Membre de la nouvelle association Strasbourg galeries et art contemporain, la gérante révèle les aspects insoupçonnés de son métier.
A son compte depuis 2020, la galeriste d'art Sandra Blum met l'accent sur l'émotion et les liens humains derrière son métier. Lisa Delagneau
« Je ne cherche pas l’artisanat, j’aime les techniques avec une excellence de travail, une répétition de traits visible. » Dans la galerie d’art de Sandra Blum, pas de support déterminé, mais « des techniques remarquables ». « Un travail fastidieux, long, précis, c’est ce qui me touche », raconte-t-elle, passant en revue quelques planches posées sur l’ancien parquet verni. Assise à son bureau, au premier étage d’un immeuble de la rue des Charpentiers, à Strasbourg, elle pose les yeux sur l’immense photographie qui lui fait face. Un cliché de Tina Merandon, dont l’exposition ouvre ce vendredi. Sa galerie, qui porte son nom, fait partie de l’association Strasbourg galeries et art contemporain, créée cet été 2023 avec une quinzaine d’autres lieux. Le but, entre autres : faire découvrir le métier de galeriste, dont on ignore bien souvent le quotidien.
« De l’extérieur, on se dit qu’on est derrière notre bureau dans la galerie et qu’on attend que le client passe avec notre petit costume-cravate ou notre petite robe noire.
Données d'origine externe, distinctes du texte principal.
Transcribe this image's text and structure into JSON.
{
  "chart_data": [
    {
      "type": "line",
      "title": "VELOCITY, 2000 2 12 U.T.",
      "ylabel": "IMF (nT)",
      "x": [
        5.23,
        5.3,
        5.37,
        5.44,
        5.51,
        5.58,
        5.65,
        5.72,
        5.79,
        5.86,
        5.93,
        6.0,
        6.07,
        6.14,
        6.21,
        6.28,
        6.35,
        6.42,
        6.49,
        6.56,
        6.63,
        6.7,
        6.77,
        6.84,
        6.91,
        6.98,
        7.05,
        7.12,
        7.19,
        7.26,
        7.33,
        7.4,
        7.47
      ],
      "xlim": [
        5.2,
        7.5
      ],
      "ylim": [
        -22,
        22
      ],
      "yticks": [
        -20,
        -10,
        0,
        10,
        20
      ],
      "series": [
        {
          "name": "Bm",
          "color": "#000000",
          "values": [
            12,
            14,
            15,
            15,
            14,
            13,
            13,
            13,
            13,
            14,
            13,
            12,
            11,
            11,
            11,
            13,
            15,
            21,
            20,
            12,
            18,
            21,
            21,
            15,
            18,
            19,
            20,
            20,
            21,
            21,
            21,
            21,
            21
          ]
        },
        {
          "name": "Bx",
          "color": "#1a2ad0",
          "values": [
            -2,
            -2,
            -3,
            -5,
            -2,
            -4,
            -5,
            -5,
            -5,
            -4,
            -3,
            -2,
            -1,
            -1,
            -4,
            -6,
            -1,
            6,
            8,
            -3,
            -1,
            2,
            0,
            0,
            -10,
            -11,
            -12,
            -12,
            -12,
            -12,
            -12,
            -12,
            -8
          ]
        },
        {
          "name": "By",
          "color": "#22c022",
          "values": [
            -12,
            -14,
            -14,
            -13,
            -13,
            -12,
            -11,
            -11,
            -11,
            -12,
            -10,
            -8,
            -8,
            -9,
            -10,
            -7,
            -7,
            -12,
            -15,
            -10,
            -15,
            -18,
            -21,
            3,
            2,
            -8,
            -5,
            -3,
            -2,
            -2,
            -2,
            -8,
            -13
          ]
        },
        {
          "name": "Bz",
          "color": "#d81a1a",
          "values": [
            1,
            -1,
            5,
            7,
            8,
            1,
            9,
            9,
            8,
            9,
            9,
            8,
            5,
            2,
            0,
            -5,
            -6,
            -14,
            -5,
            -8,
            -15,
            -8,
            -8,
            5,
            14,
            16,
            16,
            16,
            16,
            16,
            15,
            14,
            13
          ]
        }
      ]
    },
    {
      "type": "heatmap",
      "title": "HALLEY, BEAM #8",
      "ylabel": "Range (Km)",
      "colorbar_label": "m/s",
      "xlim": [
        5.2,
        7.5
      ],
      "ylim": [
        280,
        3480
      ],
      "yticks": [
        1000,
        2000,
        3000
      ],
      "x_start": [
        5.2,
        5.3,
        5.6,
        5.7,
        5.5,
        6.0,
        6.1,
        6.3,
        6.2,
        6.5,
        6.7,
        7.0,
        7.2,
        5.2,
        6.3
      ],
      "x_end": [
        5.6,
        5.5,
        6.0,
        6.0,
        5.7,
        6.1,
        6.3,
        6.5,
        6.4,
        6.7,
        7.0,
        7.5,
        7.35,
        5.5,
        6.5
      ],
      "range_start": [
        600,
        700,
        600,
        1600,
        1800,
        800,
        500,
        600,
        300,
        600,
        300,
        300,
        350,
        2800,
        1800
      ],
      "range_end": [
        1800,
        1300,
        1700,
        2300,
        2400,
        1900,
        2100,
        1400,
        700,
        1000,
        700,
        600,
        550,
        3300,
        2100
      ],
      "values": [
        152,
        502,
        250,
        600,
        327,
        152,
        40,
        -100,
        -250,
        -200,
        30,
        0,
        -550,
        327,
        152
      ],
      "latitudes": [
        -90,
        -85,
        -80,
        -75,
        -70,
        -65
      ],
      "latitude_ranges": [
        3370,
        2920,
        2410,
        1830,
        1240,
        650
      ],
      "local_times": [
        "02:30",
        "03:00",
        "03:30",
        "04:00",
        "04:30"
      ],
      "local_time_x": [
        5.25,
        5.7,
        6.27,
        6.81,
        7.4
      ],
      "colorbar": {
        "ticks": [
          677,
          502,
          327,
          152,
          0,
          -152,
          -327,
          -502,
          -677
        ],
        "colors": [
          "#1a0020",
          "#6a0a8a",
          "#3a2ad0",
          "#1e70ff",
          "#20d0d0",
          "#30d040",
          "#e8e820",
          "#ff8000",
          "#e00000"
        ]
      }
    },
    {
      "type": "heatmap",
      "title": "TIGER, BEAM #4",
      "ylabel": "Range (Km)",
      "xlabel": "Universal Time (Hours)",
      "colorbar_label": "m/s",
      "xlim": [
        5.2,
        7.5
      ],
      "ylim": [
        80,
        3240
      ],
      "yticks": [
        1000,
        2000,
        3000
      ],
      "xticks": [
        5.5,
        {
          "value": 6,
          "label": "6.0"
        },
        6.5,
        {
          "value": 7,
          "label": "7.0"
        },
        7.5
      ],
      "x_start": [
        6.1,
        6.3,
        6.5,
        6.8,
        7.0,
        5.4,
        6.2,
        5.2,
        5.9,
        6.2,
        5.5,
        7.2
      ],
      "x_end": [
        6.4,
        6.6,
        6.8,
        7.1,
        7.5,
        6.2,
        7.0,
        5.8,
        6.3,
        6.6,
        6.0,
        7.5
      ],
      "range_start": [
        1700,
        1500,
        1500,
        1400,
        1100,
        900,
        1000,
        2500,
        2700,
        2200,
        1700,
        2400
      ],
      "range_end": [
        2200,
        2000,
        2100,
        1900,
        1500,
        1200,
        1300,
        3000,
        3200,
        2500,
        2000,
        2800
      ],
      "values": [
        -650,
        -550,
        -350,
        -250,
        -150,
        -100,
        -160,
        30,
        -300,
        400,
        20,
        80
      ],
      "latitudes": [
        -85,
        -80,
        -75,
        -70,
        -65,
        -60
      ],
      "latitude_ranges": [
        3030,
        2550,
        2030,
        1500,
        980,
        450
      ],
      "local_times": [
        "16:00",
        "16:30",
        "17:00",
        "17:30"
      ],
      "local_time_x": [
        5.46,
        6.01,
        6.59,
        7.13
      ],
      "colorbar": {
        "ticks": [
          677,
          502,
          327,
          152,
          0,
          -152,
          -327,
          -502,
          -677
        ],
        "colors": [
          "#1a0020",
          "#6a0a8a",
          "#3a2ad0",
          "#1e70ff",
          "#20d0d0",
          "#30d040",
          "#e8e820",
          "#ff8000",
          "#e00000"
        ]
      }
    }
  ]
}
En fait, c’est peut-être 0,1% de ce qu’il se passe », ironise Sandra Blum. Passée par une faculté d’histoire de l’art et une école de commerce, elle a d’abord travaillé en tant que salariée en galerie d’art, avant de se mettre à son compte en 2020.
En réalité, l’organisation des expositions n’est que la face émergée de l’iceberg des galeristes. « Quand on décroche une expo avec un artiste, il faut continuer à le montrer ensuite. On essaie de le proposer à d’autres galeries, dans des salons », poursuit la Schilikoise. Être galeriste, c’est aussi accompagner les créateurs, les valoriser. « Il faut en moyenne cinq ans pour qu’un artiste marche, révèle Sandra Blum. Il faut le montrer régulièrement pour que la confiance des collectionneurs et amateurs d’art s’installe. S’il n’y a pas de travail de fond en dehors des expos, ça ne sert à rien. »
Artistes, clients, œuvres, une histoire de confiance
Outre la crédibilité que la galerie apporte aux artistes, les clients doivent aussi être soignés. « Parfois, on fait des erreurs. On expose des choses qu’on aime beaucoup, on estime que ça va bien fonctionner, et on se plante complètement », sourit la quinquagénaire, installée ici depuis 2021. « C’est un rapport de confiance : certains vont se laisser guider par les galeristes parce qu’ils savent qu’on ne va pas leur proposer n’importe quoi. » Pour Sandra Blum, un impératif dans sa sélection d’œuvres : « Montrer des choses qu’on est susceptibles d’accrocher chez nous. Si on ne peut pas apprécier l’œuvre, c’est difficile de la défendre, on ne vend pas des voitures. »
Travailler dans l’art, c’est avant tout une affaire d’émotion pour elle. Une émotion qui se ressent lorsqu’elle parle de son métier : « On est dans un rapport intime avec les artistes, les clients potentiels, l’œuvre. D’ailleurs, si on donne notre nom à nos galeries, ce n’est pas parce qu’on a un ego surdimensionné, c’est parce que l’amateur d’art ou le client potentiel aime voir l’humain qui est derrière. »
« Ça fait peur d’entrer dans une galerie »
Ces clients potentiels, il faut aussi aller les chercher. Un des nombreux métiers insoupçonnés des galeristes : la communication. « Ça fait peur d’entrer dans une galerie. On peut se dire que c’est cher, pas accessible, qu’il faut forcément acheter tout de suite, qu’on ne va pas être à la hauteur, admet Sandra Blum, qui propose des œuvres valant entre 100 et 5 000 euros environ. Mais nous on est là pour expliquer ce que font les artistes, ouvrir le regard, proposer des choses. Moi j’accueille tout le monde de la même façon. »
Lever les freins qui empêchent le public de pousser les portes des galeries d’art, c’est aussi le but du Strasbourg galeries tour. L’événement, porté par la toute récente association de galeries, est proposé pour la cinquième fois dans la capitale européenne. Une quinzaine de galeries contemporaines, dont celle de Sandra Blum, seront ouvertes de concert ce week-end, dès vendredi soir.